奴隷たちを逃がした責任はジャッカスとヒュミナにある。
テオドールはカズヒコと共に他都市の視察に行っていたのだから、逃がすことなどできない。
(あの二人は更に評価が下がる。問題ないだろう)
最近はカズヒコの夜の相手をするのも、テオドールが用意した娼館の女たちだ。テオドールが把握している限り、ここ一月ほどカズヒコはヒュミナに手を出していない。
飽きた可能性はある。
人間というのは刺激を強めれば強めるほど、元の刺激では満足できなくなる生き物だ。特に快楽が伴うこととなると、相手は一人より二人、二人より三人、と乱痴気騒ぎを求めるようになっていく。
(主人を女と酒で溺れさせて、判断力を奪うのは奸臣の常套手段だからな……)
ここまで綺麗にハマってしまうカズヒコを見ていると、時々、不能で良かったな、と思う瞬間があった。少なくとも、女色にハマる隙が無いのだ。

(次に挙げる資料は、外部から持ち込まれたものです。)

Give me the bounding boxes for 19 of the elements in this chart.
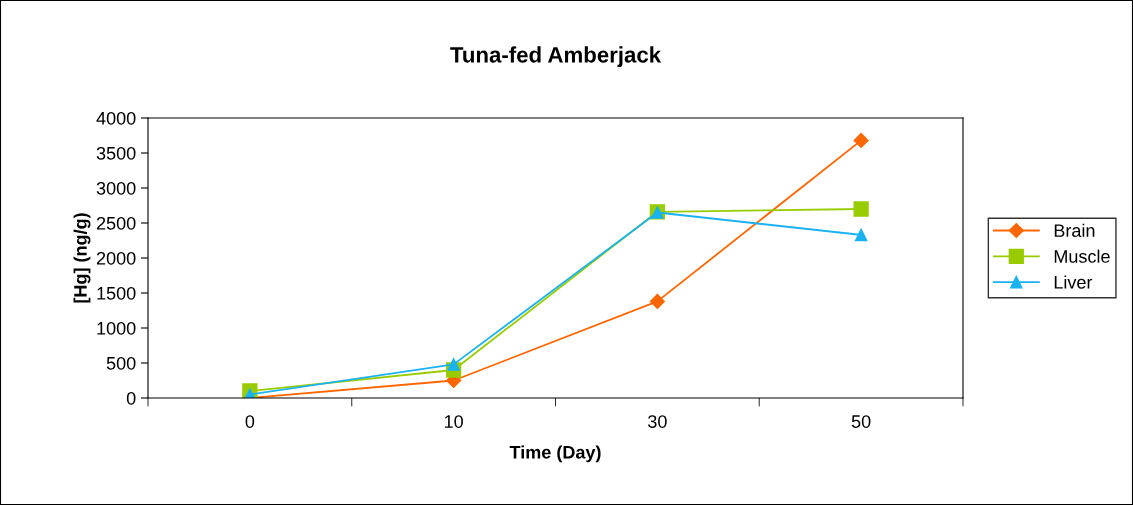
y-tick-label: 500 [106, 356, 136, 370]
legend-label: Liver [1054, 275, 1093, 289]
y-tick-label: 0 [126, 391, 136, 405]
y-tick-label: 1500 [97, 286, 136, 300]
x-tick-label: 30 [648, 415, 667, 428]
legend-label: Muscle [1054, 249, 1110, 263]
x-tick-label: 0 [245, 415, 255, 428]
y-tick-label: 1000 [97, 321, 136, 335]
y-tick-label: 3500 [96, 146, 136, 160]
y-axis-title: [Hg] (ng/g) [73, 213, 91, 303]
chart-title: Tuna-fed Amberjack [450, 46, 662, 68]
x-tick-label: 50 [851, 415, 871, 428]
y-tick-label: 2000 [96, 251, 136, 265]
x-tick-label: 10 [444, 415, 463, 428]
y-tick-label: 3000 [96, 181, 136, 195]
x-axis-title: Time (Day) [509, 445, 601, 463]
y-tick-label: 2500 [96, 216, 136, 230]
legend-label: Brain [1054, 223, 1095, 237]
y-tick-label: 4000 [96, 111, 136, 125]
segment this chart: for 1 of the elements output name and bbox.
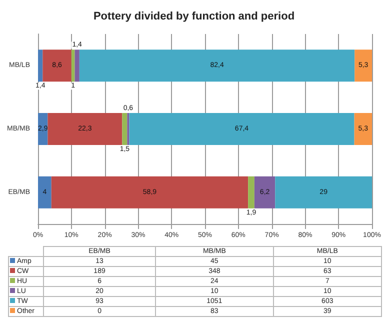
chart-title: Pottery divided by function and period: [93, 10, 295, 22]
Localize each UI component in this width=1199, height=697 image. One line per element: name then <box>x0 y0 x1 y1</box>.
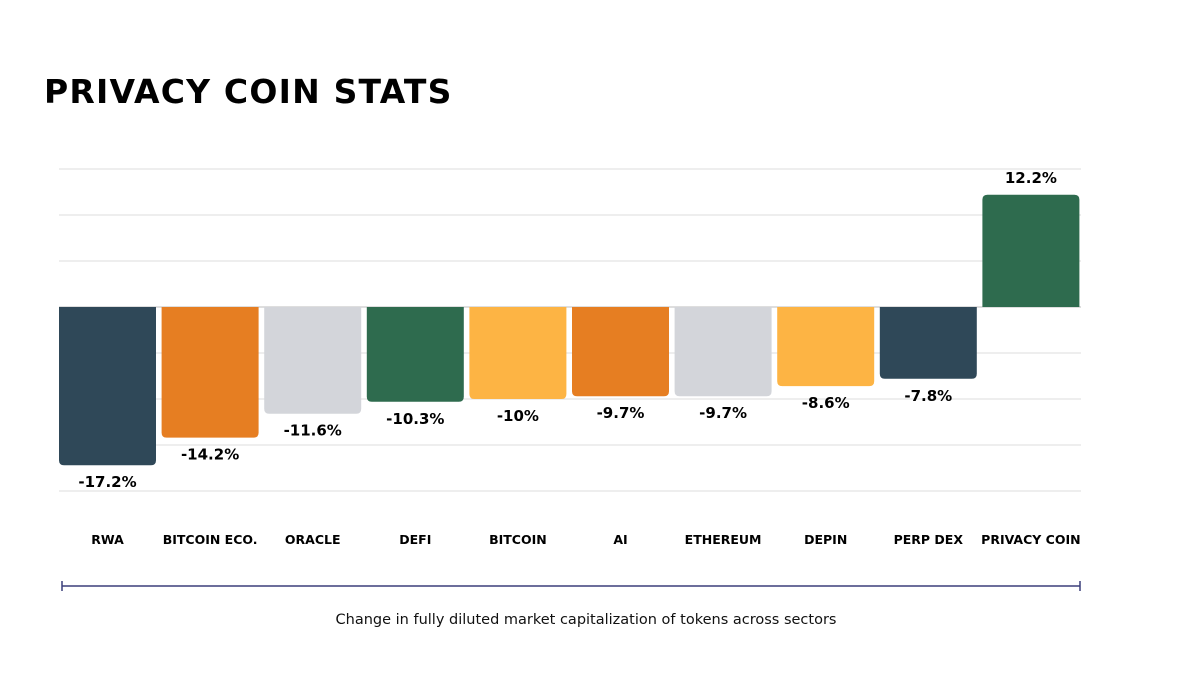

(さて、逃げた奴隷を見つけられなければ、あとは、開戦の準備だな……)
メンタルを追いやられている時に、次から次へとアクシデントを起こさせる。判断力を奪うことで、わかりやすい快楽を与えてくれるテオドールへの依存を高めていく。
(ここ数ヶ月の成果が結実しそうだ……)
まだ油断はできないが、カズヒコがヒュミナとジャッカスに対して不信感を抱いてくれれば、ほぼ勝ちが決まる。
(最後まで油断はしないけどさ……)
今後の流れを頭の中に描きながら、テオドールはカズヒコの邸宅を後にした。